INSTRUCTION

Listen to this patient's heart. He was told he had an innocent murmur during a school medical

examination many years ago but now has a large globular heart on chest radiography.

SALIENT FEATURES

History

· An incidental cardiac murmur.

· Ask the patient about palpitations (paroxysmal supraventricular tachycardia).

· Symptoms of right-sided heart failure.

· History of maternal lithium ingestion.

Examination

· Raised jugular venous pulse; a large 'v' of tricuspid regurgitation is absent because the giant right

atrium absorbs most of the regurgitant volume.

· Left parasternal heave.

· Loud first heart sound produced by the sail-like anterior tricuspid leaflet.

· Pansystolic murmur which increases on inspiration.

· Hepatomegaly.

Proceed as follows:

· Ascertain whether the patient has exertional cyanosis or dyspnoea.

· Exclude an atrial septal defect.

DIAGNOSIS

This patient has isolated tricuspid regurgitation (lesion) which is probably of con-genital aetiology as there

is no pulmonary hypertension. He has Ebstein's anomaly with cardiomegaly and cardiac failure

(functional status).

Read recent paper on this condition: J Am Cull Cardiol 1994; 23: 170-6.

ADVANCED-LEVEL QUESTIONS

What is the pathology in Ebstein's anomaly?

The tricuspid leaflets are abnormal and are displaced into the body of the right ventricle. The septal leaflet

is variably deficient or even absent. The posterior leaflet is also variably deficient and there is a large

'sail-like' anterior leaflet that is the hallmark of this condition. The abnormally located tricuspid orifice

results in a part of the right ventricle lying between the atrioventricular ring and the origin of the valve,

which is continuous with the right atrial chamber. This proximal segment is known as the 'atrialized' portion of the right ventricle.

About 50% of the patients have either a patent foramen ovale or a secundum ASD, and 25% have

one or more accessory atrioventricular conduction pathways.
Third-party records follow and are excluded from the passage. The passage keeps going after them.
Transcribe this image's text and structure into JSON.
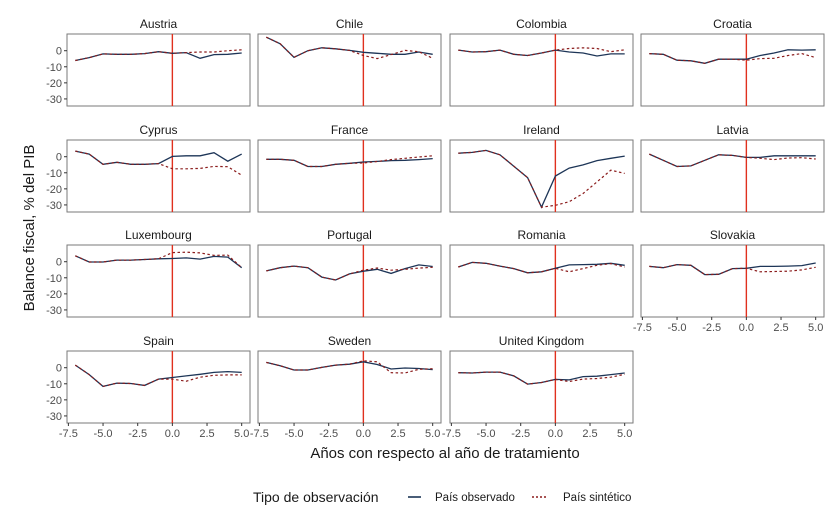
{
  "chart_data": {
    "type": "line",
    "facet": "small multiples, 4 columns",
    "xlabel": "Años con respecto al año de tratamiento",
    "ylabel": "Balance fiscal, % del PIB",
    "x_ticks": [
      "-7.5",
      "-5.0",
      "-2.5",
      "0.0",
      "2.5",
      "5.0"
    ],
    "y_ticks": [
      "0",
      "-10",
      "-20",
      "-30"
    ],
    "xlim": [
      -7.5,
      5.0
    ],
    "ylim": [
      -33,
      10
    ],
    "vline_x": 0,
    "grid": false,
    "legend": {
      "title": "Tipo de observación",
      "position": "bottom",
      "entries": [
        {
          "name": "País observado",
          "style": "solid",
          "color": "#1d3557"
        },
        {
          "name": "País sintético",
          "style": "dashed",
          "color": "#8b1c1c"
        }
      ]
    },
    "vline_color": "#e0301e",
    "x": [
      -7,
      -6,
      -5,
      -4,
      -3,
      -2,
      -1,
      0,
      1,
      2,
      3,
      4,
      5
    ],
    "panels": [
      {
        "name": "Austria",
        "observed": [
          -6.1,
          -4.3,
          -2,
          -2.2,
          -2.2,
          -1.8,
          -0.6,
          -1.6,
          -1.2,
          -4.7,
          -2.4,
          -2.2,
          -1.4
        ],
        "synthetic": [
          -6.1,
          -4.3,
          -2,
          -2.2,
          -2.2,
          -1.8,
          -0.6,
          -1.6,
          -1.2,
          -0.8,
          -0.8,
          0,
          0.6
        ]
      },
      {
        "name": "Chile",
        "observed": [
          8.4,
          4.3,
          -4.1,
          0,
          1.8,
          1.2,
          0.2,
          -1,
          -1.6,
          -2.2,
          -2.2,
          -0.8,
          -2.2
        ],
        "synthetic": [
          8.4,
          4.3,
          -4.1,
          0,
          1.8,
          1.2,
          0.2,
          -3,
          -4.9,
          -2.4,
          0.2,
          -0.6,
          -4.7
        ]
      },
      {
        "name": "Colombia",
        "observed": [
          0.4,
          -0.8,
          -0.6,
          0.4,
          -2.2,
          -3,
          -1.4,
          0.4,
          -0.8,
          -1.4,
          -3.3,
          -2,
          -2
        ],
        "synthetic": [
          0.4,
          -0.8,
          -0.6,
          0.4,
          -2.2,
          -3,
          -1.4,
          0.4,
          1.4,
          1.8,
          1.4,
          -0.6,
          0.6
        ]
      },
      {
        "name": "Croatia",
        "observed": [
          -1.8,
          -2.2,
          -5.9,
          -6.3,
          -7.8,
          -5.3,
          -5.3,
          -5.3,
          -3,
          -1.4,
          0.6,
          0.4,
          0.6
        ],
        "synthetic": [
          -1.8,
          -2.2,
          -5.9,
          -6.3,
          -7.8,
          -5.3,
          -5.3,
          -5.9,
          -4.9,
          -4.7,
          -3,
          -1.8,
          -4.3
        ]
      },
      {
        "name": "Cyprus",
        "observed": [
          3.5,
          1.6,
          -4.7,
          -3.5,
          -4.7,
          -4.7,
          -4.3,
          0.2,
          0.6,
          0.6,
          2.5,
          -2.8,
          1.6
        ],
        "synthetic": [
          3.5,
          1.6,
          -4.7,
          -3.5,
          -4.7,
          -4.7,
          -4.3,
          -7.5,
          -7.5,
          -7.3,
          -6,
          -6.2,
          -11.5
        ]
      },
      {
        "name": "France",
        "observed": [
          -1.6,
          -1.6,
          -2.2,
          -6.1,
          -6.1,
          -4.7,
          -4.1,
          -3.3,
          -2.9,
          -2.4,
          -2.2,
          -1.8,
          -1.2
        ],
        "synthetic": [
          -1.6,
          -1.6,
          -2.2,
          -6.1,
          -6.1,
          -4.7,
          -4.1,
          -3.9,
          -3,
          -1.8,
          -1,
          -0.2,
          0.6
        ]
      },
      {
        "name": "Ireland",
        "observed": [
          2.2,
          2.7,
          3.9,
          1.2,
          -5.9,
          -13,
          -31.4,
          -12,
          -7.1,
          -5.1,
          -2.4,
          -1,
          0.4
        ],
        "synthetic": [
          2.2,
          2.7,
          3.9,
          1.2,
          -5.9,
          -13,
          -31.4,
          -30.2,
          -28,
          -22.9,
          -15.7,
          -8.4,
          -10.4
        ]
      },
      {
        "name": "Latvia",
        "observed": [
          1.6,
          -2.2,
          -6.1,
          -5.7,
          -2.2,
          1.2,
          0.8,
          -0.4,
          -0.4,
          0.6,
          0.6,
          0.6,
          0.6
        ],
        "synthetic": [
          1.6,
          -2.2,
          -6.1,
          -5.7,
          -2.2,
          1.2,
          0.8,
          -0.4,
          -1,
          -1.8,
          -0.8,
          -0.6,
          -1.4
        ]
      },
      {
        "name": "Luxembourg",
        "observed": [
          3.7,
          -0.2,
          -0.2,
          1,
          1,
          1.4,
          1.8,
          2,
          2.4,
          1.6,
          3.3,
          2.9,
          -3.7
        ],
        "synthetic": [
          3.7,
          -0.2,
          -0.2,
          1,
          1,
          1.4,
          1.8,
          5.7,
          5.9,
          5.5,
          3.9,
          4.1,
          -3.7
        ]
      },
      {
        "name": "Portugal",
        "observed": [
          -5.7,
          -3.7,
          -2.7,
          -3.7,
          -9.6,
          -11.4,
          -7.6,
          -5.9,
          -4.7,
          -7.3,
          -4.3,
          -2,
          -3
        ],
        "synthetic": [
          -5.7,
          -3.7,
          -2.7,
          -3.7,
          -9.6,
          -11.4,
          -7.6,
          -5.3,
          -3.9,
          -5.3,
          -4.7,
          -4,
          -3.5
        ]
      },
      {
        "name": "Romania",
        "observed": [
          -3.3,
          -0.4,
          -1,
          -2.7,
          -4.3,
          -6.9,
          -6.3,
          -4.1,
          -2,
          -1.8,
          -1.6,
          -1,
          -2.2
        ],
        "synthetic": [
          -3.3,
          -0.4,
          -1,
          -2.7,
          -4.3,
          -6.9,
          -6.3,
          -4.1,
          -6.3,
          -4.3,
          -2.2,
          -1.2,
          -3.3
        ]
      },
      {
        "name": "Slovakia",
        "observed": [
          -2.9,
          -3.7,
          -1.8,
          -2.2,
          -8,
          -7.8,
          -4.3,
          -4.1,
          -2.9,
          -2.9,
          -2.7,
          -2.4,
          -0.8
        ],
        "synthetic": [
          -2.9,
          -3.7,
          -1.8,
          -2.2,
          -8,
          -7.8,
          -4.3,
          -4.1,
          -6.3,
          -6.1,
          -5.9,
          -5.1,
          -3.5
        ]
      },
      {
        "name": "Spain",
        "observed": [
          1.6,
          -4.3,
          -11.6,
          -9.6,
          -9.8,
          -11,
          -7.1,
          -6.1,
          -5.1,
          -4.1,
          -2.9,
          -2.4,
          -2.9
        ],
        "synthetic": [
          1.6,
          -4.3,
          -11.6,
          -9.6,
          -9.8,
          -11,
          -7.1,
          -7.1,
          -8.4,
          -5.9,
          -4.7,
          -4.5,
          -4.5
        ]
      },
      {
        "name": "Sweden",
        "observed": [
          3.3,
          1.2,
          -1.4,
          -1.4,
          0.2,
          1.6,
          2.2,
          3.7,
          2,
          -0.8,
          -0.2,
          -0.5,
          -1.2
        ],
        "synthetic": [
          3.3,
          1.2,
          -1.4,
          -1.4,
          0.2,
          1.6,
          2.2,
          4.3,
          3.7,
          -3.1,
          -3.3,
          -1,
          -0.6
        ]
      },
      {
        "name": "United Kingdom",
        "observed": [
          -3.1,
          -3.3,
          -2.7,
          -2.7,
          -5.1,
          -10.2,
          -9.2,
          -7.3,
          -7.6,
          -5.5,
          -5.3,
          -4.3,
          -3.3
        ],
        "synthetic": [
          -3.1,
          -3.3,
          -2.7,
          -2.7,
          -5.1,
          -10.2,
          -9.2,
          -7.3,
          -8.6,
          -7.1,
          -6.7,
          -5.9,
          -4.1
        ]
      }
    ]
  }
}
The anomaly is said to be associated with maternal lithium ingestion.

What are the mechanisms of cyanosis in these patients?

Right-to-left shunting at the atrial level, i.e. through a patent foramen ovale or atrial septal defect.
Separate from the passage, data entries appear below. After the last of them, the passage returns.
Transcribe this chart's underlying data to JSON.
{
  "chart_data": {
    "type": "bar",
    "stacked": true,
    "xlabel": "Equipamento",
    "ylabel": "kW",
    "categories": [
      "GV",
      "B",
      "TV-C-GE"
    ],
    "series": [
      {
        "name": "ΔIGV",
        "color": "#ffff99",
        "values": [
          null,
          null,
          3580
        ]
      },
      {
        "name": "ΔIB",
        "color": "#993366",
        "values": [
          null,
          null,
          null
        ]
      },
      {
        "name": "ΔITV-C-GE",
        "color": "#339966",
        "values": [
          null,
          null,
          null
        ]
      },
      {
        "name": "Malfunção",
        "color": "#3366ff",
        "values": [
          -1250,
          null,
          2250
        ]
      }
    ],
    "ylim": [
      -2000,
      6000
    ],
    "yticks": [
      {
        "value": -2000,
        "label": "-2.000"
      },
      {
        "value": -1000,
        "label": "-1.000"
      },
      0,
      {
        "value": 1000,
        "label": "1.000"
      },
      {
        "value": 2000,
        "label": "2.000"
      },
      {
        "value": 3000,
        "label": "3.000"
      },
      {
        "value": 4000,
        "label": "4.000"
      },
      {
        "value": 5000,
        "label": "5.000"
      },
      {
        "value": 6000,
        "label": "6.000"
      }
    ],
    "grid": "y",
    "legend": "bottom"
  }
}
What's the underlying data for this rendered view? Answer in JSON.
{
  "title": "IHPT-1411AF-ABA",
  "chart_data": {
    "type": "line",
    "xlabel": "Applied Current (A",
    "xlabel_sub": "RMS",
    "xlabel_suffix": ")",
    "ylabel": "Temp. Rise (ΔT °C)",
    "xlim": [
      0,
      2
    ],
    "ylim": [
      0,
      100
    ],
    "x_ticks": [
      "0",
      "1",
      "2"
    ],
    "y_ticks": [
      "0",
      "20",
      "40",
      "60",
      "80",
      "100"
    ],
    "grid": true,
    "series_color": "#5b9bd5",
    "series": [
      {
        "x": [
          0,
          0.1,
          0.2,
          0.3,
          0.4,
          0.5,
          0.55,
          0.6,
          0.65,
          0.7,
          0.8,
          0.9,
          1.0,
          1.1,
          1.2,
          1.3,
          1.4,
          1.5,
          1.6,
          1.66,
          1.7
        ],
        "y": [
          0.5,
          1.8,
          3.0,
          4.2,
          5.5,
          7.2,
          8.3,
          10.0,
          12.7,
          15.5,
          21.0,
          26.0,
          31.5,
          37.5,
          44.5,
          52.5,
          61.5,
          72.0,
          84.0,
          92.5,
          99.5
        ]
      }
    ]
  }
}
What are the predictors of a poor outcome?

· The earlier the presentation, the higher the risk of mortality.

· A large right atrium or cardiothoracic ratio >60%.

· Severe right outflow tract abnormalities.

How would you investigate such a patient?

· CXR: large right atrium with oligaemic lung fields.

· ECG: RBBB (right bundle branch block), prolonged PR interval, P pulmonale (indicating right atrial enlargement), the P waves are large (Himalayan P waves) type B Wolff-Parkinson White syndrome (where the QRS complex is downward in lead V 1 ).

· Echocardiogram: characteristic findings include the abnormal positional relation-ship between the tricuspid valve and mitral valve with septal displacement of the septal tricuspid leaflet.

· Cardiac catheterization: in classical cases there is no place for this investigation, which in the past has been associated with serious morbidity and mortality.

What are the indications for surgery?

· Severe functional limitation.

. A cardiothoracic ratio >60%.

· An atrial communication and if the patient has cyanosis (due to risk of stroke).

· Accessory pathway is present.

· Severe tricuspid regurgitation.

How are such patients treated?

· Tricuspid valve replacement plus closure of the atrial septal defect.

· Tricuspid annuloplasty with plication of the atrialized portion of the right ventricle.

W. Ebstein (1836-1912), German physician who also described Armanni-Ebstein nephropathy (where there is glycogen vacuolation in the proximal convoluted tubules); L. Armanni (1839-1903) was an Italian pathologist.